He retired and moved close to his daughter in the Stone Oak area to help care for his grandchildren.
Peterson heard debate on the radio about the city’s plan for economic growth which includes the creation of more urban living by 2020.
Peterson insists living near downtown does not fit his lifestyle. He and others wonder about these issues: crime, parking, quality education and convenient grocery shopping.
"Stores are within two or three blocks of my house. In essence, we could walk if we wanted to, but we're lazy and drive," he chuckled.
District 2 Councilwoman Ivy Taylor said the city is trying to address concerns.
"We want to have a diversity of housing options because we can't dictate what one particular family might want or need," she said.

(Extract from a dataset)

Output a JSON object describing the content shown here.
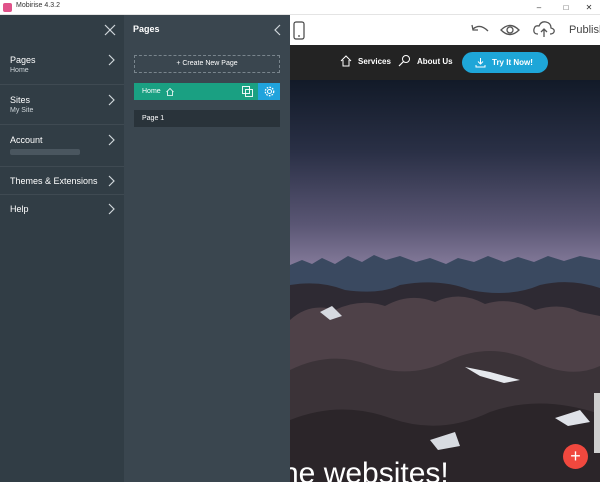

Council approved a tax abatement plan to spark development of 320 apartments or condos along retail space with parking in the Blue Star complex south of Downtown.
"I think families would do great Downtown with the parks and so many events that happen and so many great restaurants," said Jimmy Hover.
The bicycle shop mechanic and Laura Thornell, manager at the Blue Star Bicycling Company, said business has been good. Both have noticed more families moving to rental units in the south town area.
"I think that people are able to go to the places they enjoy easily by riding a bicycle or walking," said Thornell.
The wheels keep turning, as city leaders try to come up with more ideas to make urban living attractive to more people used to an suburban way of life.